If you are unsure which option to choose, then we recommend using the AWS templates. For this tutorial, a setup with a single master node is sufficient, but for running production workloads you should have multiple master nodes.
Objective
You have access to your cluster and have already taken a first look at the GUI. You can also access the cluster from your local machine using the DC/OS CLI. By the end of this section, you will have installed the DC/OS CLI and used it to explore your cluster.
Steps
-
Install the DC/OS CLI
- Follow the steps here or the
Install CLI
instruction in the lower left corner of the DC/OS GUI. - Make sure you are authorized to connect to your cluster by running
dcos auth login
. This is necessary to prevent access from unauthorized people to your cluster. - You can also add/invite friends and co-workers to your cluster. See user management documentation for details
- Follow the steps here or the
-
Explore the cluster:
- Check the running services with
dcos service
. Unless you already installed additional services, there should be two services running on your cluster: Marathon (basically the DC/OS init system) and metronome (basically the DC/OS cron scheduler). - Check the connected nodes with
dcos node list
. This command displays some basic information about the connected agent and master nodes in your cluster. - Explore the logs of the leading mesos master with
dcos node log --leader
. Mesos is basically the kernel of DC/OS and this tutorial explores the Mesos logs at multiple times during this tutorial. - To explore more CLI options, enter the
dcos help
command. There are also help options of the individual commands available e.g.,dcos node --help
. Alternatively, check the CLI documentation.

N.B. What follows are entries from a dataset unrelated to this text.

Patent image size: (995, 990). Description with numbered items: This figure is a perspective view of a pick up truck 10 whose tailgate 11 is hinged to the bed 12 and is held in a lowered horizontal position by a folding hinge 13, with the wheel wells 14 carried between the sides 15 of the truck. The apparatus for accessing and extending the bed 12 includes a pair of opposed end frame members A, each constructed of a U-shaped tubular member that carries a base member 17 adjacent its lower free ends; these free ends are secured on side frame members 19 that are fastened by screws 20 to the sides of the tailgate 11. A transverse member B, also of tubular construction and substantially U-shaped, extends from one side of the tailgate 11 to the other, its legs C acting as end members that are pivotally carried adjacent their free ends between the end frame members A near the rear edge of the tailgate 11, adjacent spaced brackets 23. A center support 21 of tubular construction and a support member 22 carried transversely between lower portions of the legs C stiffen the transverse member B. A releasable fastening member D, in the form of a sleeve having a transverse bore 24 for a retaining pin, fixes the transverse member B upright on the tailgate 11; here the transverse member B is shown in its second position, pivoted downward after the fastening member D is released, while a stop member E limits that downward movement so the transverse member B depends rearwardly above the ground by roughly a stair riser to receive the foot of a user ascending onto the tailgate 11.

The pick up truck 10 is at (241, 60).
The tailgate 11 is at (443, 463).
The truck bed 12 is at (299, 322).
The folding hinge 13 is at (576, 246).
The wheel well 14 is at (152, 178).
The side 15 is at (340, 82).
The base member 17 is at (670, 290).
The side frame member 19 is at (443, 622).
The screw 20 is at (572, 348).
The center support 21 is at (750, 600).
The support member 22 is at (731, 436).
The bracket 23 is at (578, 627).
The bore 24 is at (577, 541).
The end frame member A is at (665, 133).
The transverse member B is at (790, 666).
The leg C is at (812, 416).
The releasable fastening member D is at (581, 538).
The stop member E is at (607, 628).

- Check the running services with
Outcome
Congratulations! You have successfully connected to your cluster using the DC/OS CLI, and started exploring some of the CLI commands. You will make further use of the CLI in the sections that follow.
Deep Dive
You have already encountered several DC/OS components (including Mesos, Marathon, or Metronome) while experimenting with the DC/OS CLI. But what other components make up DC/OS?
DC/OS components
Here are the DC/OS components that are relevant to this tutorial. A full description of all components can be found in the documentation.

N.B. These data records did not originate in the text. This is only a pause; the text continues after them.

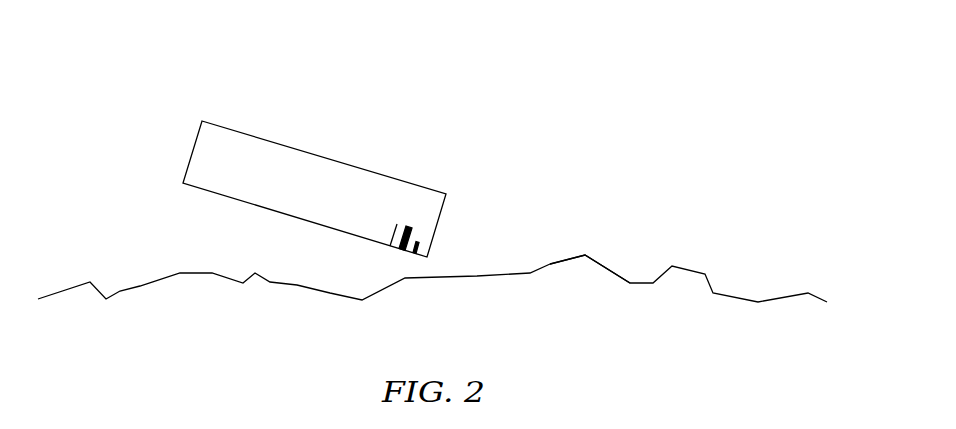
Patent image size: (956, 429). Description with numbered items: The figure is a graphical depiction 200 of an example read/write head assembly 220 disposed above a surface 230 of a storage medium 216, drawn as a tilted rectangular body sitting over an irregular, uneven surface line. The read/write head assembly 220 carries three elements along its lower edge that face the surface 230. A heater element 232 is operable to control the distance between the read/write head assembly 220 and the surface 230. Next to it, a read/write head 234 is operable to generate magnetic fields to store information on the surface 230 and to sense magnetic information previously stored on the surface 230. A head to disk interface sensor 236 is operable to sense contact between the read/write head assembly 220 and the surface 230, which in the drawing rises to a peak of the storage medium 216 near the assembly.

The vehicle system 200 is at (573, 76).
The storage medium 216 is at (496, 310).
The read/write head assembly 220 is at (237, 168).
The surface 230 is at (585, 255).
The heater element 232 is at (390, 229).
The read/write head 234 is at (408, 226).
The head to disk interface sensor 236 is at (421, 245).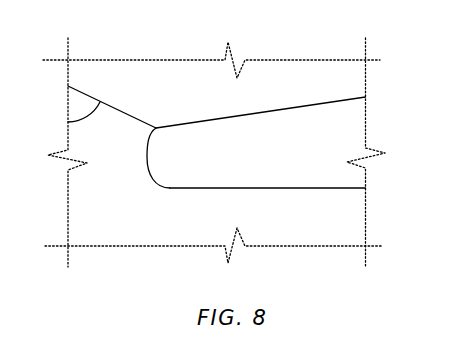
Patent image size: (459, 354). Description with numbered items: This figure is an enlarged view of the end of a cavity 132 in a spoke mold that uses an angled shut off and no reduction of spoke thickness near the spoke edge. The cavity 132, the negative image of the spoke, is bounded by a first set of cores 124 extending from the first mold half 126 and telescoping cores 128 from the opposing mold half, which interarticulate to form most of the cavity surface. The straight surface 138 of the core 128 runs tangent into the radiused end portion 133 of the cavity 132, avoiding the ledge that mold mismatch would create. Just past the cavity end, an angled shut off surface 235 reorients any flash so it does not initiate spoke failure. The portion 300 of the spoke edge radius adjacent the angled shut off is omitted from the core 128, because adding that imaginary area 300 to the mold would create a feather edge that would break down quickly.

- Marathon starts and monitors DC/OS applications and services.
- Apache Mesos is the kernel of DC/OS and responsible for low-level task maintenance.

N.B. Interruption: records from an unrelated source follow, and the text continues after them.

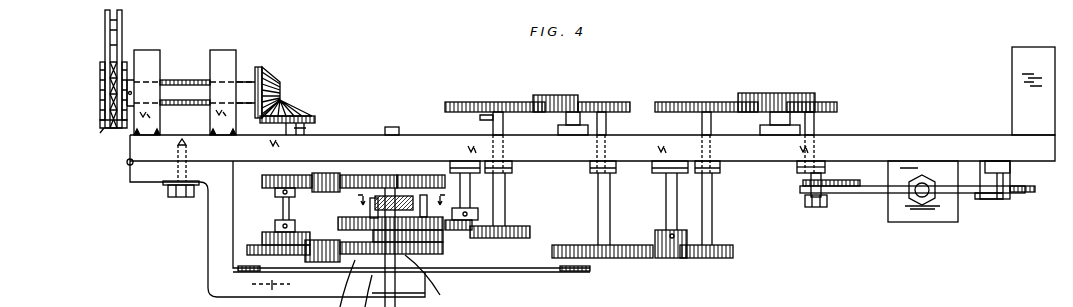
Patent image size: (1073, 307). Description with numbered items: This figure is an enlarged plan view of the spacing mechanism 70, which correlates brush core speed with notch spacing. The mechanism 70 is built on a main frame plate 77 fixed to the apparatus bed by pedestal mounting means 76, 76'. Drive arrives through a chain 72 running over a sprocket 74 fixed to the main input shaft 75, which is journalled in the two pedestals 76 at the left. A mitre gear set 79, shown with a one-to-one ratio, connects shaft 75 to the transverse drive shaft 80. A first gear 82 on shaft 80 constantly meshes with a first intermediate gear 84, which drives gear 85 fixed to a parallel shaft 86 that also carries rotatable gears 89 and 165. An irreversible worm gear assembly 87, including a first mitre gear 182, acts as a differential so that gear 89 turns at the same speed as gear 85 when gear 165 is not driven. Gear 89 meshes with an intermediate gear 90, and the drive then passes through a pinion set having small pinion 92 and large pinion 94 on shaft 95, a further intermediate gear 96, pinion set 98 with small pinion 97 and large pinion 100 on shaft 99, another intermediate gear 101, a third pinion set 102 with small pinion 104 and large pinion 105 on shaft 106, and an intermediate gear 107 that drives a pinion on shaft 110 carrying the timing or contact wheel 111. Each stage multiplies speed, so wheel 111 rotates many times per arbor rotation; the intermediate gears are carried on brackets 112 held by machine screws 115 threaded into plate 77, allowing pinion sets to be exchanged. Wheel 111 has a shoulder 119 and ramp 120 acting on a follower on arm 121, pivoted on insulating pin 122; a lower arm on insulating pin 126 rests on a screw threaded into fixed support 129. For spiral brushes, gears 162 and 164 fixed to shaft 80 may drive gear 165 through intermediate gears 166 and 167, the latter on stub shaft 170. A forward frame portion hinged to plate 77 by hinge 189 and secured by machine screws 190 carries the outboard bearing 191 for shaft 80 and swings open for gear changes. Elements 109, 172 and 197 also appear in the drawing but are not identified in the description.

The spacing mechanism 70 is at (148, 222).
The chain 72 is at (104, 38).
The sprocket 74 is at (100, 133).
The main input shaft 75 is at (173, 88).
The pedestal mounting means 76 is at (195, 75).
The pedestal mounting means 76' is at (1008, 87).
The plate 77 is at (930, 135).
The mitre gear set 79 is at (295, 87).
The transverse drive shaft 80 is at (307, 128).
The first gear 82 is at (300, 175).
The first intermediate gear 84 is at (330, 176).
The gear 85 is at (414, 174).
The shaft 86 is at (396, 127).
The irreversible worm gear assembly 87 is at (361, 212).
The gear 89 is at (425, 250).
The intermediate gear 90 is at (458, 232).
The small pinion 92 is at (498, 240).
The large pinion 94 is at (456, 102).
The shaft 95 is at (492, 118).
The intermediate gear 96 is at (540, 95).
The small pinion 97 is at (582, 100).
The pinion set 98 is at (592, 202).
The shaft 99 is at (606, 118).
The large pinion 100 is at (595, 258).
The intermediate gear 101 is at (660, 262).
The pinion set 102 is at (722, 182).
The small pinion 104 is at (726, 258).
The large pinion 105 is at (668, 102).
The shaft 106 is at (712, 120).
The intermediate gear 107 is at (780, 78).
The gear 109 is at (840, 80).
The shaft 110 is at (810, 117).
The timing or contact wheel 111 is at (768, 195).
The bracket 112 is at (447, 165).
The machine screw 115 is at (500, 165).
The shoulder 119 is at (818, 185).
The ramp 120 is at (802, 195).
The arm 121 is at (840, 195).
The pivot pin 122 is at (1000, 172).
The pivot pin 126 is at (1030, 193).
The threaded fixed support 129 is at (898, 168).
The gear 162 is at (262, 237).
The gear 164 is at (250, 250).
The third gear 165 is at (420, 290).
The first intermediate gear 166 is at (283, 213).
The intermediate gear 167 is at (308, 283).
The stub shaft 170 is at (323, 263).
The plate 172 is at (560, 272).
The first mitre gear 182 is at (372, 175).
The hinge 189 is at (126, 162).
The machine screws 190 is at (170, 189).
The outboard bearing 191 is at (254, 285).
The shaft 197 is at (344, 291).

- Mesos DNS provides service discovery within the cluster.
- Minuteman is the internal layer 4 load balancer.
- Admin Router is an open source NGINX configuration that provides central authentication and proxy to DC/OS services.
- Catalog is the package repository that holds the DC/OS services (e.g. Apache Spark or Apache Cassandra) that you can install on your cluster directly from the DC/OS GUI and CLI.